Hemochromatosis is a health condition that causes your body to absorb too much iron from the food you eat. Iron is a mineral that your body needs to make red blood cells and help red blood cells carry oxygen throughout your body. In hemochromatosis, extra iron can build up to harmful levels in your organs, such as your liver and heart. This can cause:
- Liver damage
- Cirrhosis (scarring in your liver)
- Liver cancer
- Heart failure
What causes hemochromatosis?
A common cause of hemochromatosis is a genetic change (mutation) passed down from both parents.
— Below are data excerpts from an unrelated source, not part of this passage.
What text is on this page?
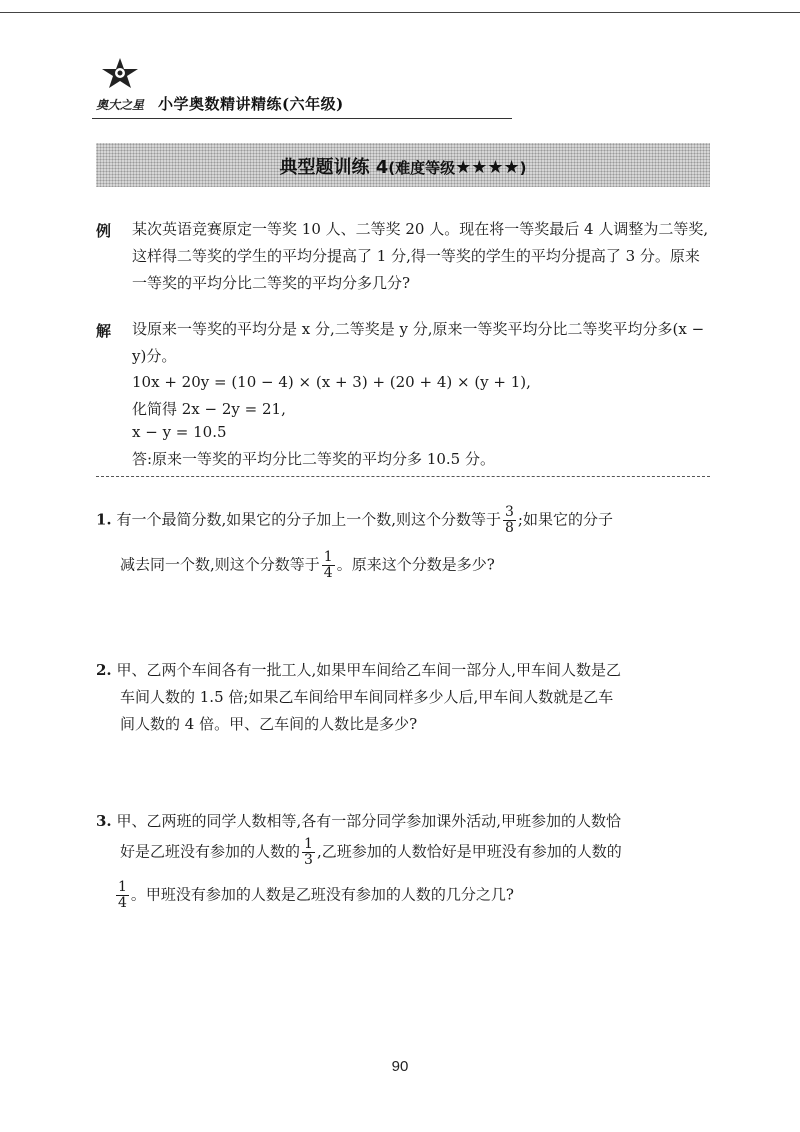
奥大之星 小学奥数精讲精练(六年级)
典型题训练 4(难度等级★★★★)
例 某次英语竞赛原定一等奖 10 人、二等奖 20 人。现在将一等奖最后 4 人调整为二等奖,这样得二等奖的学生的平均分提高了 1 分,得一等奖的学生的平均分提高了 3 分。原来一等奖的平均分比二等奖的平均分多几分?
解 设原来一等奖的平均分是 x 分,二等奖是 y 分,原来一等奖平均分比二等奖平均分多(x − y)分。
10x + 20y = (10 − 4) × (x + 3) + (20 + 4) × (y + 1),
化简得 2x − 2y = 21,
x − y = 10.5
答:原来一等奖的平均分比二等奖的平均分多 10.5 分。
1. 有一个最简分数,如果它的分子加上一个数,则这个分数等于 $\frac{3}{8}$ ;如果它的分子
减去同一个数,则这个分数等于 $\frac{1}{4}$ 。原来这个分数是多少?
2. 甲、乙两个车间各有一批工人,如果甲车间给乙车间一部分人,甲车间人数是乙
车间人数的 1.5 倍;如果乙车间给甲车间同样多少人后,甲车间人数就是乙车
间人数的 4 倍。甲、乙车间的人数比是多少?
3. 甲、乙两班的同学人数相等,各有一部分同学参加课外活动,甲班参加的人数恰
好是乙班没有参加的人数的 $\frac{1}{3}$ ,乙班参加的人数恰好是甲班没有参加的人数的
$\frac{1}{4}$ 。甲班没有参加的人数是乙班没有参加的人数的几分之几?
90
Here’s how it often happens:
1. There is a change in your HFE gene (a gene that helps cells in your liver know how much iron is in your body)
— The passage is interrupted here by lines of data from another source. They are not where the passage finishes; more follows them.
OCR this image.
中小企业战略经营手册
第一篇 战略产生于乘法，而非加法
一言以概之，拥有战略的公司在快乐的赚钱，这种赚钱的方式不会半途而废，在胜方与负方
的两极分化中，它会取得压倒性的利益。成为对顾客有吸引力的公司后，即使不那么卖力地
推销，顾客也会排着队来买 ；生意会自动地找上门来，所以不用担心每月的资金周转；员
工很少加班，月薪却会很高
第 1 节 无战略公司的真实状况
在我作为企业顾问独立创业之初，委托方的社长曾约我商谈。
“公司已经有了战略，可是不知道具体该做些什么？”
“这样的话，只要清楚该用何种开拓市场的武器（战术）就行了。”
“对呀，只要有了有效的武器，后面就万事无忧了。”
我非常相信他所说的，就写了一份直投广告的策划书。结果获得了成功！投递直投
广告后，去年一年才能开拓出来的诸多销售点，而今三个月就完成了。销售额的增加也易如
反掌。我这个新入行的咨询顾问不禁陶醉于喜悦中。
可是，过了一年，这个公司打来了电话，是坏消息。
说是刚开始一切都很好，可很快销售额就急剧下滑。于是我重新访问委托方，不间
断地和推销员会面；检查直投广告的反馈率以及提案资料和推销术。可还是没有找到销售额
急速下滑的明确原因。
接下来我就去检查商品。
2. This gene change causes your body to absorb too much iron
How will I know if I have hemochromatosis?
As part of the living liver donor evaluation, you will have blood and MRI imaging tests to see how much iron is in your body. The blood tests measure:
- Iron levels in your blood
- Ferritin levels in your blood (ferritin is a blood protein that contains iron)
- Transferrin saturation, which compares the level of iron and transferrin in your blood (transferrin is the main protein that binds iron in the blood)
The MRI might show that you have a buildup of iron in your liver.
If your blood tests or MRI images show too much iron, you may also have:
- A genetic test to look for changes in your HFE gene
- A liver biopsy to know if you have liver damage (in a biopsy, a doctor takes a small sample of liver tissue to look at it in a lab)
Can I donate if I have hemochromatosis?
It depends. It may not be safe for you or the liver recipient. Some centers will not let you donate if:
- Blood tests show you have too much iron
- MRI images show a buildup of iron in your liver
- Genetic tests show you have a change in your HFE gene
If you have HFE gene changes and cannot be a liver donor, follow up with your doctor. Your doctor may recommend that your family members get tested to see if they also have hemochromatosis.
Note: This information is the opinion of the Living Donor Community of Practice (LDCOP) of the American Society of Transplantation. The LDCOP is a group of health care professionals and researchers who specialize in living donation. The LDCOP’s recommendations are meant to offer you helpful information, but you may find opinions from other groups or organizations that are helpful to you, too.